Business is not like it used to be all around in Anping, a small district half an hour outside Tainan and one of the most historically significant areas in all of Taiwan. Taiwan's oldest Chinese settlement and oldest shopping district has lost much of its character due to modernization and a road widening job, while the old Dutch Fort Zeelandia looks more like a municipal museum mounted with a post-modern lighthouse.

`That's progress'

Locals seem to have mixed feelings about the changes that have come to their small community. On the one hand they unanimously welcome the arrival of modern conveniences. The widening of the once historic, cobbled and narrow Yenping Street -- so that most of the century-old stores have been displaced by the cement boxes that meet the eye at every corner in urban Taiwan -- is summed up with a shrug of the shoulders and the words "that's progress."

But you sense there's regret all the same.

Mr. Chang, who's in his fifties and runs the Chunghua Hair Salon, sums up the contradictory spirit of Anping when he explains to me that "hardly anyone objected" to the widening of Yanping Street when it happened a couple of years ago but then goes on to proudly point out the oldest of the shops still standing on the street and takes me on an impromptu tour of the neighborhood that he has lived in since he was born.

"There's hardly anything left from the old days," he says. It sounds like a complaint. "The stuff the tourists see, most of that is new. The old fort, they made a mess of rebuilding it. Even the Haishankuan (perhaps Anping's most winning attraction) has been rebuilt and isn't even very authentic any more. If you want to find something authentic you've got to find a local like me."

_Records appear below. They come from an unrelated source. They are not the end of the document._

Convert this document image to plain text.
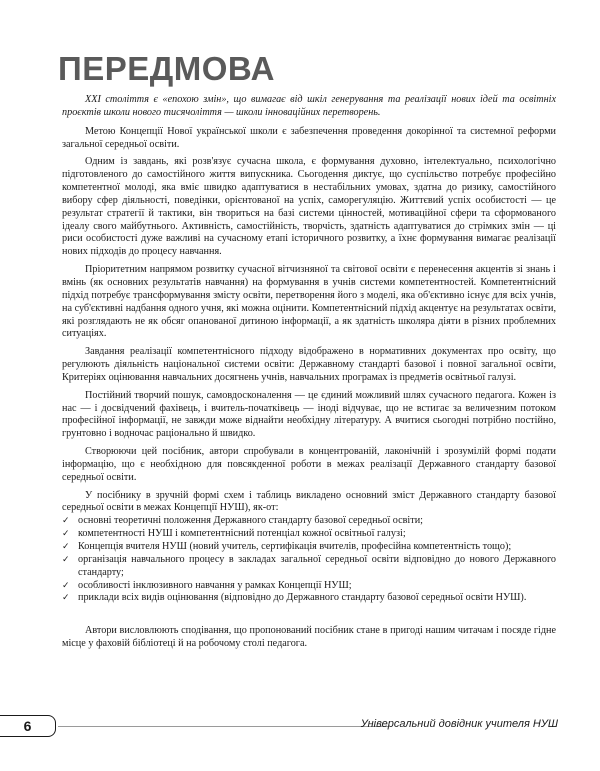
ПЕРЕДМОВА

XXI століття є «епохою змін», що вимагає від шкіл генерування та реалізації нових ідей та освітніх проєктів школи нового тисячоліття — школи інноваційних перетворень.

Метою Концепції Нової української школи є забезпечення проведення докорінної та системної реформи загальної середньої освіти.

Одним із завдань, які розв'язує сучасна школа, є формування духовно, інтелектуально, психологічно підготовленого до самостійного життя випускника. Сьогодення диктує, що суспільство потребує професійно компетентної молоді, яка вміє швидко адаптуватися в нестабільних умовах, здатна до ризику, самостійного вибору сфер діяльності, поведінки, орієнтованої на успіх, саморегуляцію. Життєвий успіх особистості — це результат стратегії й тактики, він твориться на базі системи цінностей, мотиваційної сфери та сформованого ідеалу свого майбутнього. Активність, самостійність, творчість, здатність адаптуватися до стрімких змін — ці риси особистості дуже важливі на сучасному етапі історичного розвитку, а їхнє формування вимагає реалізації нових підходів до процесу навчання.

Пріоритетним напрямом розвитку сучасної вітчизняної та світової освіти є перенесення акцентів зі знань і вмінь (як основних результатів навчання) на формування в учнів системи компетентностей. Компетентнісний підхід потребує трансформування змісту освіти, перетворення його з моделі, яка об'єктивно існує для всіх учнів, на суб'єктивні надбання одного учня, які можна оцінити. Компетентнісний підхід акцентує на результатах освіти, які розглядають не як обсяг опанованої дитиною інформації, а як здатність школяра діяти в різних проблемних ситуаціях.

Завдання реалізації компетентнісного підходу відображено в нормативних документах про освіту, що регулюють діяльність національної системи освіти: Державному стандарті базової і повної загальної освіти, Критеріях оцінювання навчальних досягнень учнів, навчальних програмах із предметів освітньої галузі.

Постійний творчий пошук, самовдосконалення — це єдиний можливий шлях сучасного педагога. Кожен із нас — і досвідчений фахівець, і вчитель-початківець — іноді відчуває, що не встигає за величезним потоком професійної інформації, не завжди може віднайти необхідну літературу. А вчитися сьогодні потрібно постійно, грунтовно і водночас раціонально й швидко.

Створюючи цей посібник, автори спробували в концентрованій, лаконічній і зрозумілій формі подати інформацію, що є необхідною для повсякденної роботи в межах реалізації Державного стандарту базової середньої освіти.

У посібнику в зручній формі схем і таблиць викладено основний зміст Державного стандарту базової середньої освіти в межах Концепції НУШ), як-от:

✓ основні теоретичні положення Державного стандарту базової середньої освіти;
✓ компетентності НУШ і компетентнісний потенціал кожної освітньої галузі;
✓ Концепція вчителя НУШ (новий учитель, сертифікація вчителів, професійна компетентність тощо);
✓ організація навчального процесу в закладах загальної середньої освіти відповідно до нового Державного стандарту;
✓ особливості інклюзивного навчання у рамках Концепції НУШ;
✓ приклади всіх видів оцінювання (відповідно до Державного стандарту базової середньої освіти НУШ).

Автори висловлюють сподівання, що пропонований посібник стане в пригоді нашим читачам і посяде гідне місце у фаховій бібліотеці й на робочому столі педагога.

6	Універсальний довідник учителя НУШ
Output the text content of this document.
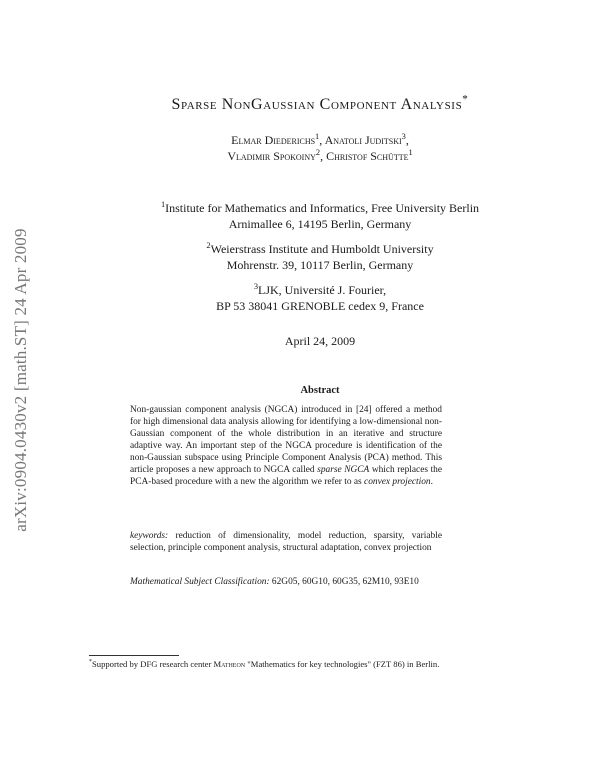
arXiv:0904.0430v2 [math.ST] 24 Apr 2009
Sparse NonGaussian Component Analysis*
Elmar Diederichs$^1$, Anatoli Juditski$^3$,
Vladimir Spokoiny$^2$, Christof Schütte$^1$
$^1$Institute for Mathematics and Informatics, Free University Berlin
Arnimallee 6, 14195 Berlin, Germany
$^2$Weierstrass Institute and Humboldt University
Mohrenstr. 39, 10117 Berlin, Germany
$^3$LJK, Université J. Fourier,
BP 53 38041 GRENOBLE cedex 9, France
April 24, 2009
Abstract
Non-gaussian component analysis (NGCA) introduced in [24] offered a method for high dimensional data analysis allowing for identifying a low-dimensional non-Gaussian component of the whole distribution in an iterative and structure adaptive way. An important step of the NGCA procedure is identification of the non-Gaussian subspace using Principle Component Analysis (PCA) method. This article proposes a new approach to NGCA called sparse NGCA which replaces the PCA-based procedure with a new the algorithm we refer to as convex projection.
keywords: reduction of dimensionality, model reduction, sparsity, variable selection, principle component analysis, structural adaptation, convex projection
Mathematical Subject Classification: 62G05, 60G10, 60G35, 62M10, 93E10
*Supported by DFG research center Matheon "Mathematics for key technologies" (FZT 86) in Berlin.
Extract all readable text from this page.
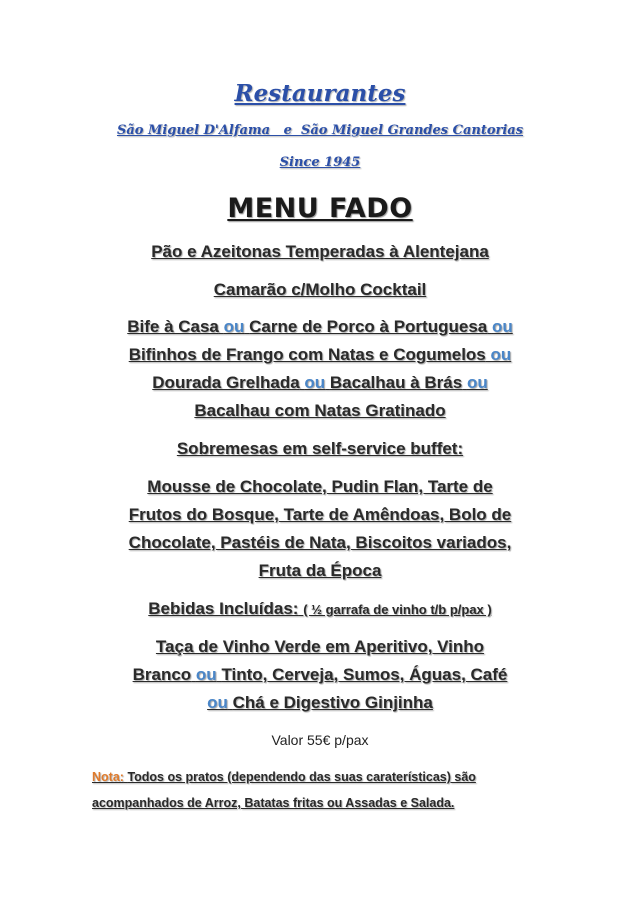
Restaurantes
São Miguel D'Alfama   e  São Miguel Grandes Cantorias
Since 1945
MENU FADO
Pão e Azeitonas Temperadas à Alentejana
Camarão c/Molho Cocktail
Bife à Casa ou Carne de Porco à Portuguesa ou
Bifinhos de Frango com Natas e Cogumelos ou
Dourada Grelhada ou Bacalhau à Brás ou
Bacalhau com Natas Gratinado
Sobremesas em self-service buffet:
Mousse de Chocolate, Pudin Flan, Tarte de
Frutos do Bosque, Tarte de Amêndoas, Bolo de
Chocolate, Pastéis de Nata, Biscoitos variados,
Fruta da Época
Bebidas Incluídas: ( ½ garrafa de vinho t/b p/pax )
Taça de Vinho Verde em Aperitivo, Vinho
Branco ou Tinto, Cerveja, Sumos, Águas, Café
ou Chá e Digestivo Ginjinha
Valor 55€ p/pax
Nota: Todos os pratos (dependendo das suas caraterísticas) são
acompanhados de Arroz, Batatas fritas ou Assadas e Salada.
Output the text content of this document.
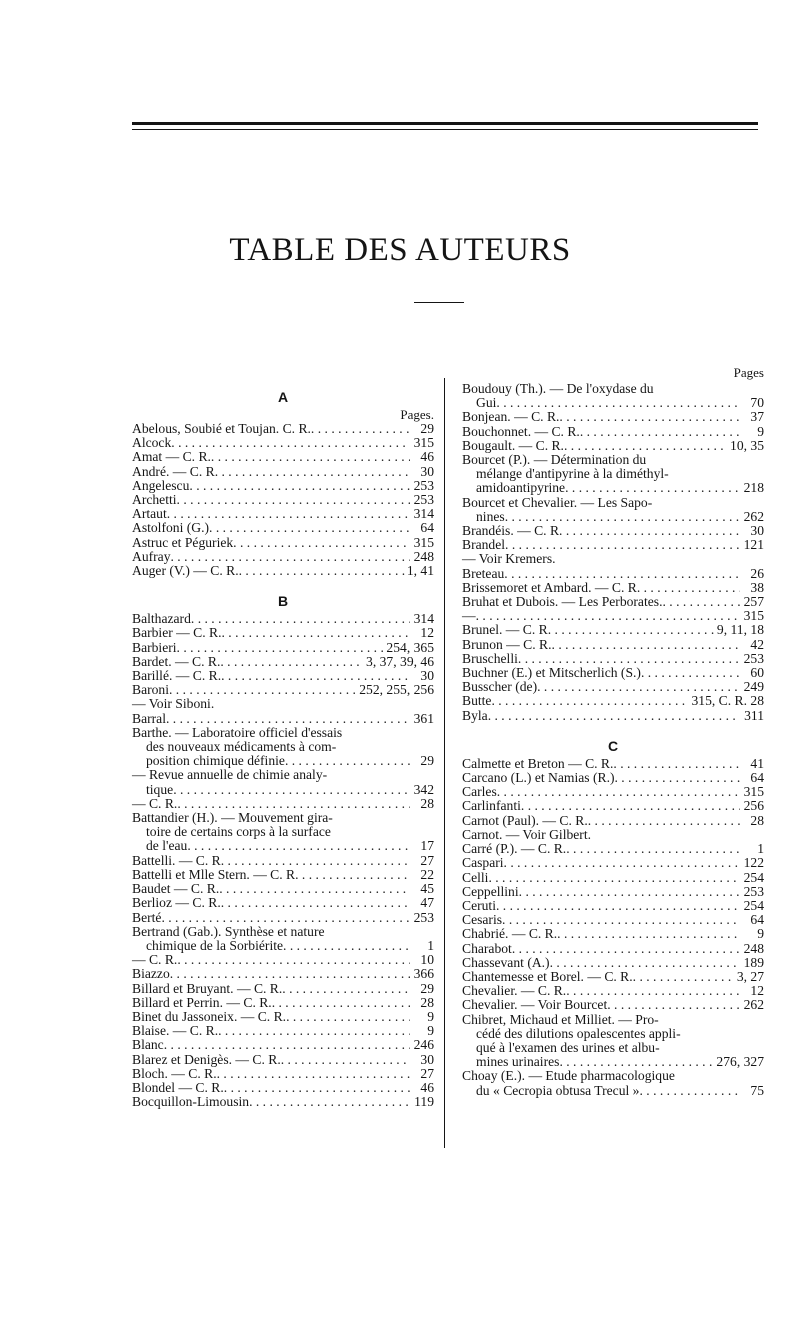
TABLE DES AUTEURS
A
Pages.
Abelous, Soubié et Toujan. C. R. . . .	29
Alcock . . .	315
Amat — C. R. . . .	46
André. — C. R . . .	30
Angelescu . . .	253
Archetti . . .	253
Artaut . . .	314
Astolfoni (G.) . . .	64
Astruc et Péguriek . . .	315
Aufray . . .	248
Auger (V.) — C. R. . . .	1, 41
B
Balthazard . . .	314
Barbier — C. R. . . .	12
Barbieri . . .	254, 365
Bardet. — C. R. . . .	3, 37, 39, 46
Barillé. — C. R. . . .	30
Baroni . . .	252, 255, 256
— Voir Siboni.
Barral . . .	361
Barthe. — Laboratoire officiel d'essais
des nouveaux médicaments à com-
position chimique définie . . .	29
— Revue annuelle de chimie analy-
tique . . .	342
— C. R. . . .	28
Battandier (H.). — Mouvement gira-
toire de certains corps à la surface
de l'eau . . .	17
Battelli. — C. R . . .	27
Battelli et Mlle Stern. — C. R . . .	22
Baudet — C. R. . . .	45
Berlioz — C. R. . . .	47
Berté . . .	253
Bertrand (Gab.). Synthèse et nature
chimique de la Sorbiérite . . .	1
— C. R. . . .	10
Biazzo . . .	366
Billard et Bruyant. — C. R. . . .	29
Billard et Perrin. — C. R. . . .	28
Binet du Jassoneix. — C. R. . . .	9
Blaise. — C. R. . . .	9
Blanc . . .	246
Blarez et Denigès. — C. R. . . .	30
Bloch. — C. R. . . .	27
Blondel — C. R. . . .	46
Bocquillon-Limousin . . .	119
Pages
Boudouy (Th.). — De l'oxydase du
Gui . . .	70
Bonjean. — C. R. . . .	37
Bouchonnet. — C. R. . . .	9
Bougault. — C. R. . . .	10, 35
Bourcet (P.). — Détermination du
mélange d'antipyrine à la diméthyl-
amidoantipyrine . . .	218
Bourcet et Chevalier. — Les Sapo-
nines . . .	262
Brandéis. — C. R . . .	30
Brandel . . .	121
— Voir Kremers.
Breteau . . .	26
Brissemoret et Ambard. — C. R . . .	38
Bruhat et Dubois. — Les Perborates. . . .	257
— . . .	315
Brunel. — C. R . . .	9, 11, 18
Brunon — C. R. . . .	42
Bruschelli . . .	253
Buchner (E.) et Mitscherlich (S.) . . .	60
Busscher (de) . . .	249
Butte . . .	315, C. R. 28
Byla . . .	311
C
Calmette et Breton — C. R. . . .	41
Carcano (L.) et Namias (R.) . . .	64
Carles . . .	315
Carlinfanti . . .	256
Carnot (Paul). — C. R. . . .	28
Carnot. — Voir Gilbert.
Carré (P.). — C. R. . . .	1
Caspari . . .	122
Celli . . .	254
Ceppellini . . .	253
Ceruti . . .	254
Cesaris . . .	64
Chabrié. — C. R. . . .	9
Charabot . . .	248
Chassevant (A.) . . .	189
Chantemesse et Borel. — C. R. . . .	3, 27
Chevalier. — C. R. . . .	12
Chevalier. — Voir Bourcet . . .	262
Chibret, Michaud et Milliet. — Pro-
cédé des dilutions opalescentes appli-
qué à l'examen des urines et albu-
mines urinaires . . .	276, 327
Choay (E.). — Etude pharmacologique
du « Cecropia obtusa Trecul » . . .	75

He takes me on a short walk to a hole-in-the-wall Qing dynasty Buddhist temple. "This is original," he pronounces.

But the doors are locked and we can only peer in through a window.

He apologizes. "There are probably regular hours when people pray here. If they were here I'm sure they would let you in for a look."

And then all of a sudden Mr. Chang gets wistful. "You should have seen it when I was a kid," he says. "It was all Japanese-era buildings and some Qing dynasty buildings too back then. They're gone now, or they're deserted. People want modern buildings. They're easier to look after. You're not repairing them all the time."

I leave Mr. Chang back at his hair salon. We wave to each other and he calls out after me, to go to the Chaohsing Sweet Shop, the longest-running shop on Yanping Street.

Traditional sweets

Inside a diminutive Mrs. Lee tells me she has been living on the premises since she was born 63 years ago. She presides over a selection of sweets that would make no sense to a child who grew up in the West, or even to the average city-born Taiwanese child. Plums are the staple in this collection of sticky, jarred traditional sweets -- most of them sweet or sour, or perhaps both.